Yoğun katılımla gerçekleşen panelin yöneticiliğini Doç Dr. Mesut Ayar yaptı. Panele konuşmacı olarak "Bir Hukukçu olarak Ahmed Cevdet Paşa" ile Prof. Dr. Mehmet Akif Aydın, "Bir Devlet Adamı olarak Ahmed Cevdet Paşa" ile Prof. Dr. Fehti Gedikli ve "Bir Tarihçi olarak Ahmed Cevdet Paşa" konuları ile Prof. Dr. Mehmet İpşirli katıldı. İlk olarak söz alan Panel Başkanı Mesut Ayar, konuşmasında şu ifadelere yer verdi; "Bu konunun en değerli hocaları aramızda. Sözü hocalarımıza vermeden önce ben Ahmed Cevdet Paşa'nın hayatı ve eserleri hakkında biraz bilgi vermek istiyorum. Tanzimat Devrimi'ni hem yaşamış hem de yazmış bir devlet adamı olarak Ahmed Cevdet Paşa'nın hayatını ve eserlerini inceleyip ortaya koymak, Osmanlı Devleti'nin bu en zor ve en değişken devrini anlamak açısından önem taşımaktadır. Gerçekten Ahmed Cevdet Paşa 19. Yüzyılın tarihçi, hukukçu, alim ve devlet adamı olma vasıflarını birlikte taşıyan önemli bir figürdür. Atalarından Kırkkilesi'yi, Yularkıran Ahmet Ağa, 1711'deki Hudut Savaşı'na katıldıktan sonra geri dönmemiştir ve Lofça'ya yerleşmiştir. Cevdet Paşa da 1823'te bu kasabada doğmuştur. İlk eğitimini Lofça'da aldıktan sonra 1839 yıllarının başlarında İstanbul'a gönderilmiş, burada devrin önde gelen alimlerinin derslerine katılmıştır. Geceleri yatağa yatmayıp, kitap mutayla ederken, kitap üzerinde uyur ve uyanıp yine kitaba sarılırdı. İlim aşkı ömrü boyunca devam etti. Ahmed Cevdet Efendi'ye 1855 yılında devletin resmi tarihçisi olarak görev verildi, bu görevi on yıl sürdürdü. "Tarih-i Cevdet" adıyla şöhret bulan on iki ciltlik eserinin geri kalan bölümlerini yazdı; eserin son cildi 1886'da yayınlandı. Ahmed Cevdet Efendi, bir yandan da zamanın siyasal olaylarını anlatan "Tezâkir-i Cevdet" adlı eserini de kaleme aldı. Ayrıca hayatının daha sonraki bir döneminde peygamberler tarihini anlatan altı ciltlik "Kısâs-ı Enbiyâ" adlı eseri yazmıştır. 1856 yılında otuz üç yaşında iken Galata Kadılığına, aynı yılın sonunda Mekke-i Mükerreme kadılığına getirilen Ahmed Cevdet Efendi, gene aynı yıl içinde "Meclis-i Âlî-i Tanzimat" üyesi oldu ve devrin kanunlaştırma çalışmalarında yer aldı. 1861'de İstanbul kadısı oldu. O günlerde İbn-i Haldun'un meşhur Mukaddime'sinin tercümesini tamamlamıştı. Aynı yıl Meclis-i Âlî-i Tanzimat, yapısı değiştirilerek "Meclis-i Ahkâm-ı Adliyye" adını aldığında Osmanlı Devleti'nin kanunlarını yapacak olan bu kuruma üye tayin edildi ve meclisin nizamnamesini de o hazırladı.
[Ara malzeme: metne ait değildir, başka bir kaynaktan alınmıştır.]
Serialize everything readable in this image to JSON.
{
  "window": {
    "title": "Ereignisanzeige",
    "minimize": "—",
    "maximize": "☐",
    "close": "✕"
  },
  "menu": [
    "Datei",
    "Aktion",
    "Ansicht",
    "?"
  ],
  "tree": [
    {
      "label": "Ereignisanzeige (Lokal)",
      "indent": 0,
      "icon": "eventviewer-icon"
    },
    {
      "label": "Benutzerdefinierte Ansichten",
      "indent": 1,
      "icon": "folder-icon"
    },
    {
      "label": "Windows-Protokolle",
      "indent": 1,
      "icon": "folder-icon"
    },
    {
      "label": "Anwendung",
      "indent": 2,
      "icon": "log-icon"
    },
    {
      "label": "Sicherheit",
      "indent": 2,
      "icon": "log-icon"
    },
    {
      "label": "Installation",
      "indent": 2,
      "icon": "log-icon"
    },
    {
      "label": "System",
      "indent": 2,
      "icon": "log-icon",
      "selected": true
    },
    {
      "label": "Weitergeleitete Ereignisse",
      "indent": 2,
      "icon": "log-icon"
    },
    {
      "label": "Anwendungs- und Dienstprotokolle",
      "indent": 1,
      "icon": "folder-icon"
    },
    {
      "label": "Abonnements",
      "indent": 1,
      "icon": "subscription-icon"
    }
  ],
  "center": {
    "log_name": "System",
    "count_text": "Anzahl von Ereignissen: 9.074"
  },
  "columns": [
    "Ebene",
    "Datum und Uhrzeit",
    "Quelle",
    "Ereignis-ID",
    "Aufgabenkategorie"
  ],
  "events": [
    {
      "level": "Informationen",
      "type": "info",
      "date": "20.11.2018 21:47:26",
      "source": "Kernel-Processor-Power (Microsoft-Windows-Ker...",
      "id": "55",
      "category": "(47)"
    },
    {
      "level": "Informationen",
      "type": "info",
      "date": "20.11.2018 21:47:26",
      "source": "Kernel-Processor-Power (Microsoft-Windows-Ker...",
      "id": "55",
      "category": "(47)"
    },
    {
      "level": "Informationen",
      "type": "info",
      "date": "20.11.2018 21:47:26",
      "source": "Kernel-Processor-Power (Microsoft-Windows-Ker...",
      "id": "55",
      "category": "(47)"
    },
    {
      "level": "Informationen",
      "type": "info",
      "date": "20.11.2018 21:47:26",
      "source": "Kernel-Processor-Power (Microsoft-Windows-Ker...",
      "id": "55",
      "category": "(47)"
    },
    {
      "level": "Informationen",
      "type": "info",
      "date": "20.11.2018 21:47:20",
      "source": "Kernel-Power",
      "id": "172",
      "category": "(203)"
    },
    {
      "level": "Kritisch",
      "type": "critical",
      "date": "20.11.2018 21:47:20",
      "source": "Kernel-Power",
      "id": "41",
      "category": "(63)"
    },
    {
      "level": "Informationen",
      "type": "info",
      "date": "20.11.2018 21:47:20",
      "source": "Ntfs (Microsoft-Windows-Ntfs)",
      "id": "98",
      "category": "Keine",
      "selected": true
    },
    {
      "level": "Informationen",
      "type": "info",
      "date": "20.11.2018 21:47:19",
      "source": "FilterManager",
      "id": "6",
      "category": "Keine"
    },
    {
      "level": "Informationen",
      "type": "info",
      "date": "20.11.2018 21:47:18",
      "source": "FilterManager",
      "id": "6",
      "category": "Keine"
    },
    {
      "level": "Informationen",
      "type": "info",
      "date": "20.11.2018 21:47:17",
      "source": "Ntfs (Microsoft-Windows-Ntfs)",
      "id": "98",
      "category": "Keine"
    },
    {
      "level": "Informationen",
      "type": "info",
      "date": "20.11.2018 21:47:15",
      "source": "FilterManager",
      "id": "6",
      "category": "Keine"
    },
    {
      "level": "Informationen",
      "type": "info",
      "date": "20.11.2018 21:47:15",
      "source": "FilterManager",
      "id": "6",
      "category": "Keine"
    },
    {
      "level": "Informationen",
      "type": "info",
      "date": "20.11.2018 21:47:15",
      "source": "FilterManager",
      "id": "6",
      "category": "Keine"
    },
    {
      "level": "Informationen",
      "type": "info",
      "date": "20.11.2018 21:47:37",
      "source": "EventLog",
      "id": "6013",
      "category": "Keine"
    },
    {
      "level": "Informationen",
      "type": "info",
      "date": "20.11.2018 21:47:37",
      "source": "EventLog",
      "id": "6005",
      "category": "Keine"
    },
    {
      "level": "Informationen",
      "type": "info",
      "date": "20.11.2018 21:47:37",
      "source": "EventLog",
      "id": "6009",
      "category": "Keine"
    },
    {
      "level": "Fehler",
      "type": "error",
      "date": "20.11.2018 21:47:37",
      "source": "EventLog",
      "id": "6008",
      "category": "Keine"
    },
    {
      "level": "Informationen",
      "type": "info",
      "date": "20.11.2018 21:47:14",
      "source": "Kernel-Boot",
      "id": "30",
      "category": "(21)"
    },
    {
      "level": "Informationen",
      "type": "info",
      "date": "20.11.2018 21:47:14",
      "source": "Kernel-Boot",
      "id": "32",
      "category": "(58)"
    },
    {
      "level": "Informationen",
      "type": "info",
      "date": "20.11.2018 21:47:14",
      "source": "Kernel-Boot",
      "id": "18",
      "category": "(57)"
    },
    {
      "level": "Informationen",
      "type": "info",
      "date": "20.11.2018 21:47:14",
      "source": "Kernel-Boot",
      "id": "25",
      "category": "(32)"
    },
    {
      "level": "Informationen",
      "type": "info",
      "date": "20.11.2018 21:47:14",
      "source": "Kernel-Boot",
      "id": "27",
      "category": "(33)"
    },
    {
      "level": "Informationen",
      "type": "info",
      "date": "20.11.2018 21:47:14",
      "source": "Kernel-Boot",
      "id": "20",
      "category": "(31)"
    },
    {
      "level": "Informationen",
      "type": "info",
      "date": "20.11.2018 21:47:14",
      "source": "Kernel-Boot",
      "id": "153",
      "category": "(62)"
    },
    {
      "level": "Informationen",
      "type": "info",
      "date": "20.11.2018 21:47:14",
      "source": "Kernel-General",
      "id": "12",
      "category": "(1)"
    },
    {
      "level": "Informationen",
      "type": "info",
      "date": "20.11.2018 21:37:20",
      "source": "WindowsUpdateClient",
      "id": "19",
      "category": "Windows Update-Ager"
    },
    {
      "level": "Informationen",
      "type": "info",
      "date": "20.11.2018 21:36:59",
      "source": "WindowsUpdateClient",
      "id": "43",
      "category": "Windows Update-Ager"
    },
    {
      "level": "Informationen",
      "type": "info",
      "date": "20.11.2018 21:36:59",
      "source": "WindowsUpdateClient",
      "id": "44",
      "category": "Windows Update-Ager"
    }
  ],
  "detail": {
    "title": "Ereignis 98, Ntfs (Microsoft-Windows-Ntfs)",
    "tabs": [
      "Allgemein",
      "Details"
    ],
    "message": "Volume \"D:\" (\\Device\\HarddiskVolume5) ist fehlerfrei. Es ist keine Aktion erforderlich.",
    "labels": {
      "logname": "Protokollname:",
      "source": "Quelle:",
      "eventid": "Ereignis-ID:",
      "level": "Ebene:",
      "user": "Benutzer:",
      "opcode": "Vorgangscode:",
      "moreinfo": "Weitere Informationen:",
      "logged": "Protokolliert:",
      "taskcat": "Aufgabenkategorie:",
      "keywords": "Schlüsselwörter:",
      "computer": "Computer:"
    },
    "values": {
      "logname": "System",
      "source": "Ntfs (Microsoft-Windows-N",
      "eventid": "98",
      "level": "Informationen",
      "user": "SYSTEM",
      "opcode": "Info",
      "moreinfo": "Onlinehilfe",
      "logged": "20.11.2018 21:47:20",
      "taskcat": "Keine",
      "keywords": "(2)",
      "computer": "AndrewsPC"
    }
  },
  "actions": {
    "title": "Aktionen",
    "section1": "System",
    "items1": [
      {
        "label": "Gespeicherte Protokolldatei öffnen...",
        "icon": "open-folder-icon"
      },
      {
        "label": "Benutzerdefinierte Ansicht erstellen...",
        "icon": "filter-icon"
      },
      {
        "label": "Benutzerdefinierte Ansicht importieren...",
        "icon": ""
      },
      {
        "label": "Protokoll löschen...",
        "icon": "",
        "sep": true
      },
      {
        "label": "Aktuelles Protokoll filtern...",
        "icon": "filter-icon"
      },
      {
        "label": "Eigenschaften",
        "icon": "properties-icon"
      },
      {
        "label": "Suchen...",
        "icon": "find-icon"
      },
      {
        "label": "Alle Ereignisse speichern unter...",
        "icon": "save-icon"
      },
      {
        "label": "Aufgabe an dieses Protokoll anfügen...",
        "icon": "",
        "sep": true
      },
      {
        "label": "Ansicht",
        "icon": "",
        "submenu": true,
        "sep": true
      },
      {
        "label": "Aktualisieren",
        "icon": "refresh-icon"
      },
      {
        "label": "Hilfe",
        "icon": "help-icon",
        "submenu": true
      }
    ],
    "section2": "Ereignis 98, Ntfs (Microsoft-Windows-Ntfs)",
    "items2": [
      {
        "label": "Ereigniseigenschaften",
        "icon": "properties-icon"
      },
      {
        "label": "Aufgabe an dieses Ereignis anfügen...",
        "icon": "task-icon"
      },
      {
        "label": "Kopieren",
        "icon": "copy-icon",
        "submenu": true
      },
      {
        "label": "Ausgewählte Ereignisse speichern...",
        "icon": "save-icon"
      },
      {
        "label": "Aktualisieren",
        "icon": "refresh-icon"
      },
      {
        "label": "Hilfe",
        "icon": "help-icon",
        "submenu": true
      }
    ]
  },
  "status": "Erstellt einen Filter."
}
1863 yılında Anadolu kazaskerliği payesi ile Bosna vilayetinde teftişe gönderilen Ahmed Cevdet Efendi, orada bir buçuk yıl içinde ıslahatlar gerçekleştirmede ve orduya asker sağlamakta başarılı olmuştu. Başarısı, daha önce hiçbir ilmiye mensubuna verilmemiş olan ikinci rütbeden "Nişân-ı Osmânî" ile ödüllendirildi. 1864'te ıslahat için gönderildiği Kozan'da da başarılı oldu, çalışmaları halkın devlete güvenini güçlendirdi. Bu başarılardan sonra Abdülaziz tarafından şeyhülislamlığa getirilmesi beklenen Ahmed Cevdet Efendi, bunun yerine ilmiye sınıfından mülkiye sınıfına nakledildi. Vezirlikten, paşalığa 1866 yılında getirilmişti."
Ayar'ın konuşmasını tamamlamasının ardından konuşmacılar tek tek söz aldılar. Ahmed Cevdet Paşa'nın farklı yönleri, bilinmeyenleri ve hayatı anlatıldı. Akabinde katılımcılara plaket verilerek panel son buldu.